Dios formó al hombre del polvo de la tierra, y sopló en su nariz aliento de vida, y fue el hombre un ser viviente. Génesis 2:7.
El Ser Interior
El cuerpo físico es a la vez la habitación y el soporte de un ser interior. Cuando padezco, mi cuerpo lo siente; cuando pienso, se realizan diversas operaciones materiales en mis centros nerviosos; cuando recuerdo algo, se debe a que mi materia cerebral guardó el sello más o menos durable de sensaciones experimentadas en el pasado.

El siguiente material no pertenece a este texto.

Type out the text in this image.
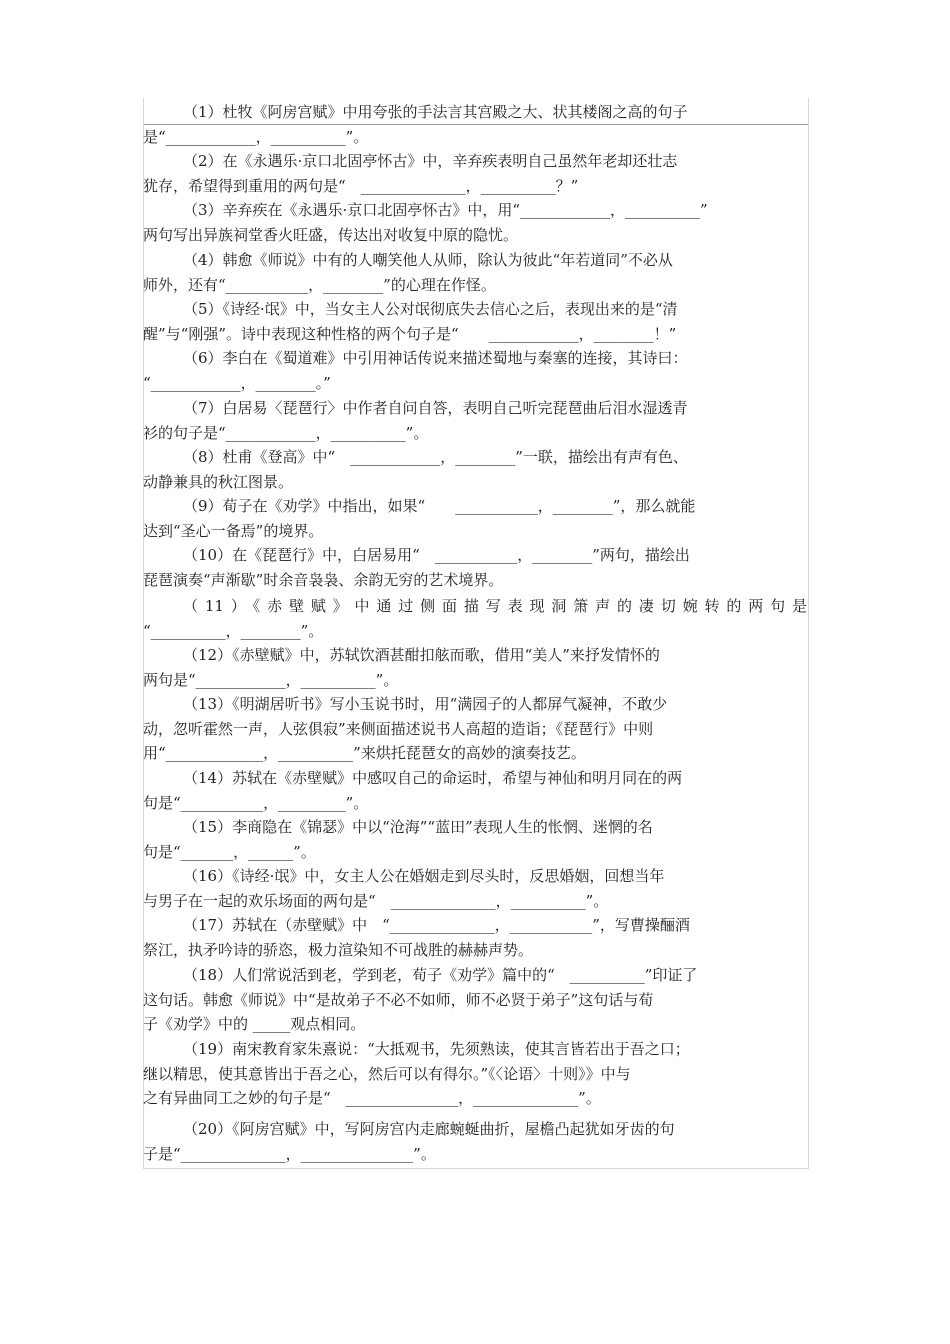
（1）杜牧《阿房宫赋》中用夸张的手法言其宫殿之大、状其楼阁之高的句子
是“____________，__________”。
（2）在《永遇乐·京口北固亭怀古》中，辛弃疾表明自己虽然年老却还壮志
犹存，希望得到重用的两句是“　______________，__________？”
（3）辛弃疾在《永遇乐·京口北固亭怀古》中，用“____________，__________”
两句写出异族祠堂香火旺盛，传达出对收复中原的隐忧。
（4）韩愈《师说》中有的人嘲笑他人从师，除认为彼此“年若道同”不必从
师外，还有“___________，________”的心理在作怪。
（5）《诗经·氓》中，当女主人公对氓彻底失去信心之后，表现出来的是“清
醒”与“刚强”。诗中表现这种性格的两个句子是“　　____________，________！”
（6）李白在《蜀道难》中引用神话传说来描述蜀地与秦塞的连接，其诗曰：
“____________，________。”
（7）白居易〈琵琶行〉中作者自问自答，表明自己听完琵琶曲后泪水湿透青
衫的句子是“____________，__________”。
（8）杜甫《登高》中“　____________，________”一联，描绘出有声有色、
动静兼具的秋江图景。
（9）荀子在《劝学》中指出，如果“　　___________，________”，那么就能
达到“圣心一备焉”的境界。
（10）在《琵琶行》中，白居易用“　___________，________”两句，描绘出
琵琶演奏“声渐歇”时余音袅袅、余韵无穷的艺术境界。
（11）《赤壁赋》中通过侧面描写表现洞箫声的凄切婉转的两句是
“__________，________”。
（12）《赤壁赋》中，苏轼饮酒甚酣扣舷而歌，借用“美人”来抒发情怀的
两句是“____________，__________”。
（13）《明湖居听书》写小玉说书时，用“满园子的人都屏气凝神，不敢少
动，忽听霍然一声，人弦俱寂”来侧面描述说书人高超的造诣；《琵琶行》中则
用“_____________，__________”来烘托琵琶女的高妙的演奏技艺。
（14）苏轼在《赤壁赋》中感叹自己的命运时，希望与神仙和明月同在的两
句是“___________，_________”。
（15）李商隐在《锦瑟》中以“沧海”“蓝田”表现人生的怅惘、迷惘的名
句是“_______，______”。
（16）《诗经·氓》中，女主人公在婚姻走到尽头时，反思婚姻，回想当年
与男子在一起的欢乐场面的两句是“　______________，__________”。
（17）苏轼在（赤壁赋》中　“______________，___________”，写曹操酾酒
祭江，执矛吟诗的骄恣，极力渲染知不可战胜的赫赫声势。
（18）人们常说活到老，学到老，荀子《劝学》篇中的“　__________”印证了
这句话。韩愈《师说》中“是故弟子不必不如师，师不必贤于弟子”这句话与荀
子《劝学》中的 _____观点相同。
（19）南宋教育家朱熹说：“大抵观书，先须熟读，使其言皆若出于吾之口；
继以精思，使其意皆出于吾之心，然后可以有得尔。”《〈论语〉十则》》中与
之有异曲同工之妙的句子是“　_______________，______________”。
（20）《阿房宫赋》中，写阿房宫内走廊蜿蜒曲折，屋檐凸起犹如牙齿的句
子是“______________，_______________”。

Así ocurre con la vida animal, la que las bestias tienen en común con nosotros. Ellas sólo son materia viviente, y la vida se apaga para siempre cuando su polvo vuelve a la tierra.

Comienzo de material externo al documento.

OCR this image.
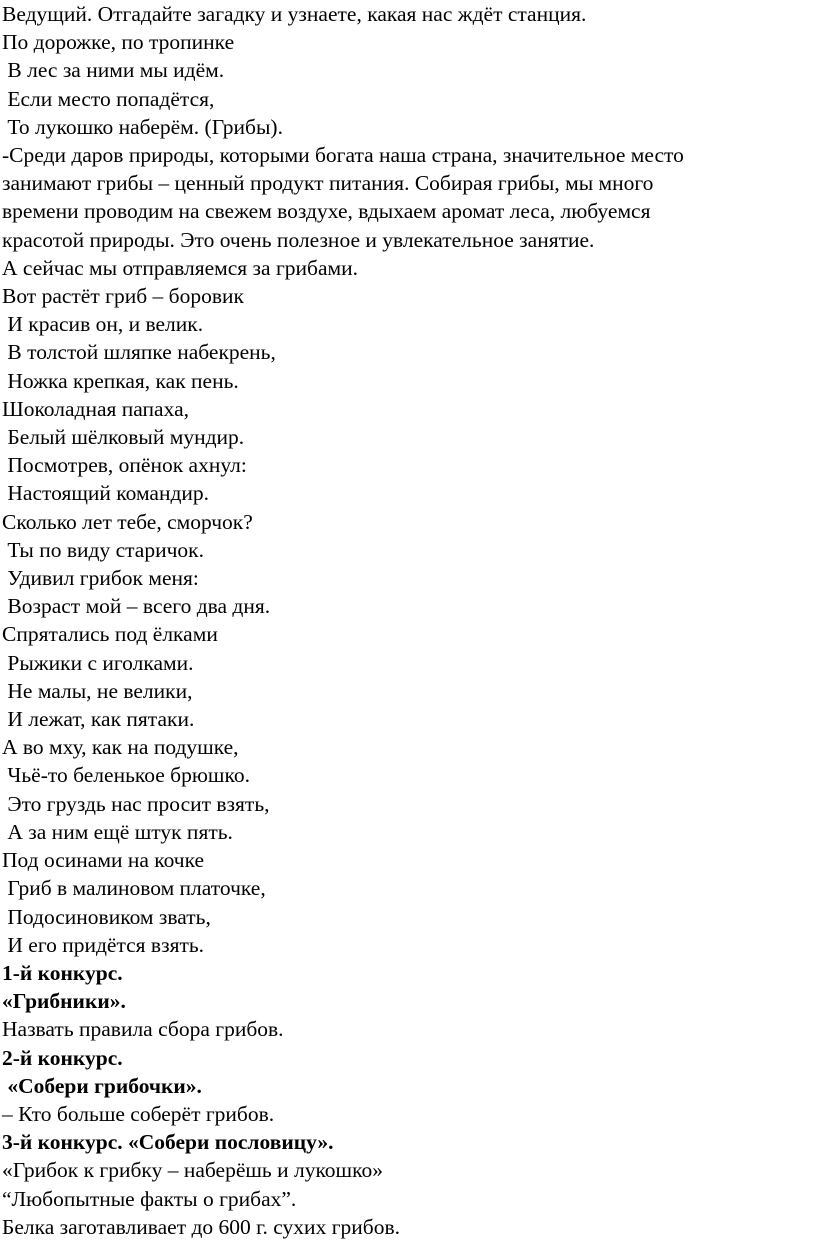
Ведущий. Отгадайте загадку и узнаете, какая нас ждёт станция.
По дорожке, по тропинке
В лес за ними мы идём.
Если место попадётся,
То лукошко наберём. (Грибы).
-Среди даров природы, которыми богата наша страна, значительное место
занимают грибы – ценный продукт питания. Собирая грибы, мы много
времени проводим на свежем воздухе, вдыхаем аромат леса, любуемся
красотой природы. Это очень полезное и увлекательное занятие.
А сейчас мы отправляемся за грибами.
Вот растёт гриб – боровик
И красив он, и велик.
В толстой шляпке набекрень,
Ножка крепкая, как пень.
Шоколадная папаха,
Белый шёлковый мундир.
Посмотрев, опёнок ахнул:
Настоящий командир.
Сколько лет тебе, сморчок?
Ты по виду старичок.
Удивил грибок меня:
Возраст мой – всего два дня.
Спрятались под ёлками
Рыжики с иголками.
Не малы, не велики,
И лежат, как пятаки.
А во мху, как на подушке,
Чьё-то беленькое брюшко.
Это груздь нас просит взять,
А за ним ещё штук пять.
Под осинами на кочке
Гриб в малиновом платочке,
Подосиновиком звать,
И его придётся взять.
1-й конкурс.
«Грибники».
Назвать правила сбора грибов.
2-й конкурс.
«Собери грибочки».
– Кто больше соберёт грибов.
3-й конкурс. «Собери пословицу».
«Грибок к грибку – наберёшь и лукошко»
“Любопытные факты о грибах”.
Белка заготавливает до 600 г. сухих грибов.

No es así para el hombre, pues cuando el cuerpo está destruido, queda la parte inmaterial de la vida: el alma. Este soplo de vida humana es un elemento infinitamente importante. ¿De dónde vienen esos movimientos interiores como, por ejemplo, la aspiración hacia un ideal que nos supera, la sed de eternidad, el sentimiento de la existencia de Dios, la conciencia, el pesar, el remordimiento, la esperanza? Estos sentimientos confirman que tenemos un alma unida a este cuerpo, sin duda, pero que no puede desaparecer como la materia inerte.
Dios nos ha dado un alma viviente, y no podría ser eliminada. Él nos ruega que hoy nos preocupemos por su destino eterno. En la cruz, el malhechor arrepentido recibió una respuesta inmediata y veraz a su llamado a la gracia divina. Jesús le dijo: “Hoy estarás conmigo en el paraíso” (Lucas 23:42-43).